O método consiste em relacionar duas abordagens, o temperamento emocional e o afetivo. “No emocional levamos em conta o quanto a pessoa tem de vontade, de raiva, de medo, de sensibilidade a estresse, de capacidade de enfrentar e resolver problemas. São características fundamentais da nossa função mental”, detalha. “O temperamento afetivo é a combinação desses fatores com configurações específicas que nos levaram a 12 padrões afetivos mais comuns.”

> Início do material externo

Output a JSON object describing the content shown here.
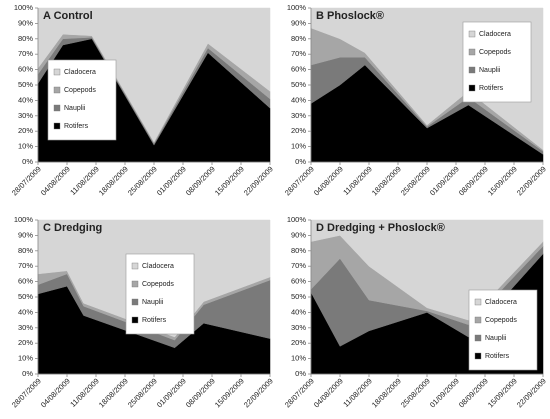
{
  "chart_data": [
    {
      "type": "stacked_area",
      "title": "A Control",
      "legend": "center left",
      "x": [
        "28/07/2009",
        "03/08/2009",
        "10/08/2009",
        "25/08/2009",
        "07/09/2009",
        "22/09/2009"
      ],
      "series": [
        {
          "name": "Rotifers",
          "color": "#000000",
          "values": [
            51,
            76,
            80,
            11,
            71,
            35
          ]
        },
        {
          "name": "Nauplii",
          "color": "#7a7a7a",
          "values": [
            6,
            4,
            1,
            1,
            3,
            6
          ]
        },
        {
          "name": "Copepods",
          "color": "#a6a6a6",
          "values": [
            4,
            3,
            1,
            1,
            3,
            5
          ]
        },
        {
          "name": "Cladocera",
          "color": "#d6d6d6",
          "values": [
            39,
            17,
            18,
            87,
            23,
            54
          ]
        }
      ],
      "xlim": [
        "28/07/2009",
        "22/09/2009"
      ],
      "xticks": [
        "28/07/2009",
        "04/08/2009",
        "11/08/2009",
        "18/08/2009",
        "25/08/2009",
        "01/09/2009",
        "08/09/2009",
        "15/09/2009",
        "22/09/2009"
      ],
      "ylim": [
        0,
        100
      ],
      "yticks": [
        {
          "value": 0,
          "label": "0%"
        },
        {
          "value": 10,
          "label": "10%"
        },
        {
          "value": 20,
          "label": "20%"
        },
        {
          "value": 30,
          "label": "30%"
        },
        {
          "value": 40,
          "label": "40%"
        },
        {
          "value": 50,
          "label": "50%"
        },
        {
          "value": 60,
          "label": "60%"
        },
        {
          "value": 70,
          "label": "70%"
        },
        {
          "value": 80,
          "label": "80%"
        },
        {
          "value": 90,
          "label": "90%"
        },
        {
          "value": 100,
          "label": "100%"
        }
      ]
    },
    {
      "type": "stacked_area",
      "title": "B Phoslock®",
      "legend": "upper right",
      "x": [
        "28/07/2009",
        "04/08/2009",
        "10/08/2009",
        "25/08/2009",
        "04/09/2009",
        "22/09/2009"
      ],
      "series": [
        {
          "name": "Rotifers",
          "color": "#000000",
          "values": [
            38,
            50,
            63,
            22,
            37,
            5
          ]
        },
        {
          "name": "Nauplii",
          "color": "#7a7a7a",
          "values": [
            25,
            18,
            5,
            1,
            5,
            2
          ]
        },
        {
          "name": "Copepods",
          "color": "#a6a6a6",
          "values": [
            24,
            12,
            3,
            1,
            4,
            1
          ]
        },
        {
          "name": "Cladocera",
          "color": "#d6d6d6",
          "values": [
            13,
            20,
            29,
            76,
            54,
            92
          ]
        }
      ],
      "xlim": [
        "28/07/2009",
        "22/09/2009"
      ],
      "xticks": [
        "28/07/2009",
        "04/08/2009",
        "11/08/2009",
        "18/08/2009",
        "25/08/2009",
        "01/09/2009",
        "08/09/2009",
        "15/09/2009",
        "22/09/2009"
      ],
      "ylim": [
        0,
        100
      ],
      "yticks": [
        {
          "value": 0,
          "label": "0%"
        },
        {
          "value": 10,
          "label": "10%"
        },
        {
          "value": 20,
          "label": "20%"
        },
        {
          "value": 30,
          "label": "30%"
        },
        {
          "value": 40,
          "label": "40%"
        },
        {
          "value": 50,
          "label": "50%"
        },
        {
          "value": 60,
          "label": "60%"
        },
        {
          "value": 70,
          "label": "70%"
        },
        {
          "value": 80,
          "label": "80%"
        },
        {
          "value": 90,
          "label": "90%"
        },
        {
          "value": 100,
          "label": "100%"
        }
      ]
    },
    {
      "type": "stacked_area",
      "title": "C Dredging",
      "legend": "center",
      "x": [
        "28/07/2009",
        "04/08/2009",
        "08/08/2009",
        "30/08/2009",
        "06/09/2009",
        "22/09/2009"
      ],
      "series": [
        {
          "name": "Rotifers",
          "color": "#000000",
          "values": [
            52,
            57,
            38,
            17,
            33,
            23
          ]
        },
        {
          "name": "Nauplii",
          "color": "#7a7a7a",
          "values": [
            6,
            8,
            6,
            5,
            12,
            38
          ]
        },
        {
          "name": "Copepods",
          "color": "#a6a6a6",
          "values": [
            7,
            2,
            2,
            2,
            2,
            2
          ]
        },
        {
          "name": "Cladocera",
          "color": "#d6d6d6",
          "values": [
            35,
            33,
            54,
            76,
            53,
            37
          ]
        }
      ],
      "xlim": [
        "28/07/2009",
        "22/09/2009"
      ],
      "xticks": [
        "28/07/2009",
        "04/08/2009",
        "11/08/2009",
        "18/08/2009",
        "25/08/2009",
        "01/09/2009",
        "08/09/2009",
        "15/09/2009",
        "22/09/2009"
      ],
      "ylim": [
        0,
        100
      ],
      "yticks": [
        {
          "value": 0,
          "label": "0%"
        },
        {
          "value": 10,
          "label": "10%"
        },
        {
          "value": 20,
          "label": "20%"
        },
        {
          "value": 30,
          "label": "30%"
        },
        {
          "value": 40,
          "label": "40%"
        },
        {
          "value": 50,
          "label": "50%"
        },
        {
          "value": 60,
          "label": "60%"
        },
        {
          "value": 70,
          "label": "70%"
        },
        {
          "value": 80,
          "label": "80%"
        },
        {
          "value": 90,
          "label": "90%"
        },
        {
          "value": 100,
          "label": "100%"
        }
      ]
    },
    {
      "type": "stacked_area",
      "title": "D Dredging + Phoslock®",
      "legend": "lower right",
      "x": [
        "28/07/2009",
        "04/08/2009",
        "11/08/2009",
        "25/08/2009",
        "04/09/2009",
        "22/09/2009"
      ],
      "series": [
        {
          "name": "Rotifers",
          "color": "#000000",
          "values": [
            53,
            18,
            28,
            40,
            24,
            78
          ]
        },
        {
          "name": "Nauplii",
          "color": "#7a7a7a",
          "values": [
            2,
            57,
            20,
            1,
            8,
            5
          ]
        },
        {
          "name": "Copepods",
          "color": "#a6a6a6",
          "values": [
            31,
            15,
            22,
            2,
            3,
            3
          ]
        },
        {
          "name": "Cladocera",
          "color": "#d6d6d6",
          "values": [
            14,
            10,
            30,
            57,
            65,
            14
          ]
        }
      ],
      "xlim": [
        "28/07/2009",
        "22/09/2009"
      ],
      "xticks": [
        "28/07/2009",
        "04/08/2009",
        "11/08/2009",
        "18/08/2009",
        "25/08/2009",
        "01/09/2009",
        "08/09/2009",
        "15/09/2009",
        "22/09/2009"
      ],
      "ylim": [
        0,
        100
      ],
      "yticks": [
        {
          "value": 0,
          "label": "0%"
        },
        {
          "value": 10,
          "label": "10%"
        },
        {
          "value": 20,
          "label": "20%"
        },
        {
          "value": 30,
          "label": "30%"
        },
        {
          "value": 40,
          "label": "40%"
        },
        {
          "value": 50,
          "label": "50%"
        },
        {
          "value": 60,
          "label": "60%"
        },
        {
          "value": 70,
          "label": "70%"
        },
        {
          "value": 80,
          "label": "80%"
        },
        {
          "value": 90,
          "label": "90%"
        },
        {
          "value": 100,
          "label": "100%"
        }
      ]
    }
  ]
}
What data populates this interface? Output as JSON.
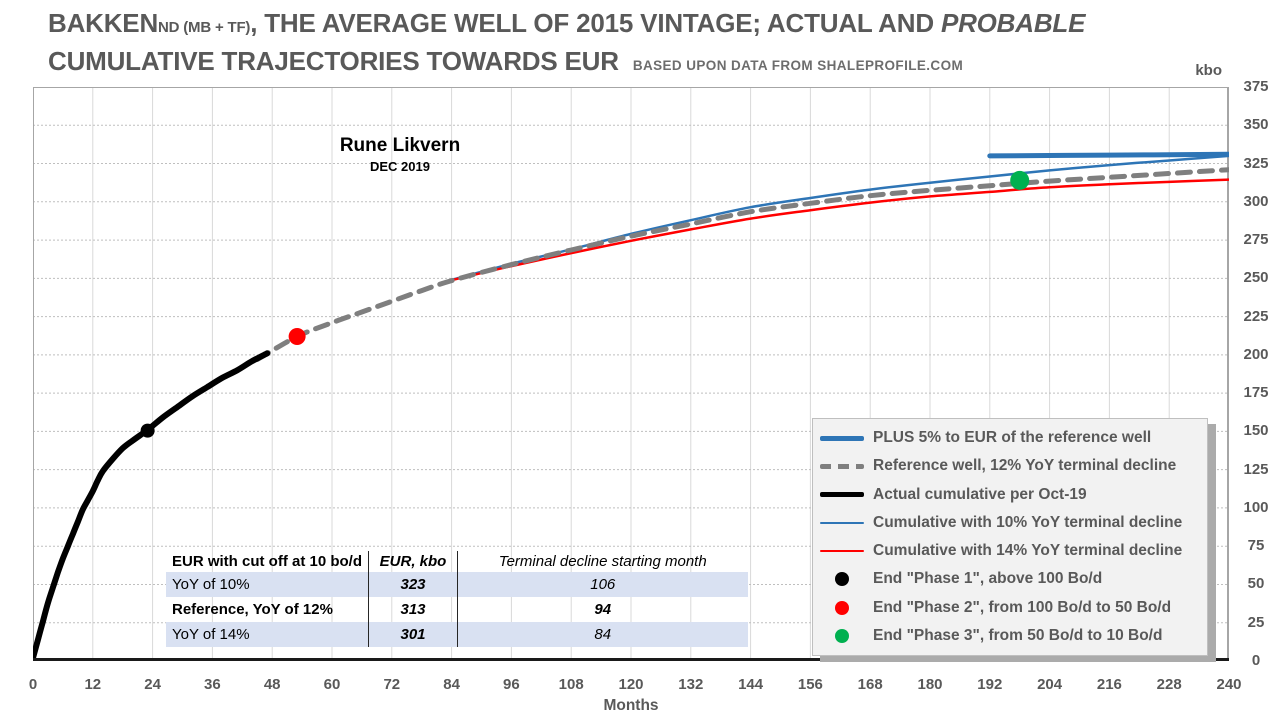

Para aplicar a teoria à educação, a pesquisa verificou quais características afetivas e emocionais estavam relacionadas a um bom ou mau desempenho acadêmico, analisado por número de anos de escolaridade e número de repetências. “Por exemplo, quem não acabou o ensino médio tem hoje, como adulto de 24 anos ou mais, características de menos vontade, controle e capacidade de resolver problemas”, diz Lara. Os pesquisadores também levaram em conta a vivência que tiveram como alunos, a experiência de Lara como professor universitário durante dez anos e outros trabalhos de pedagogia com modelos parecidos de temperamento.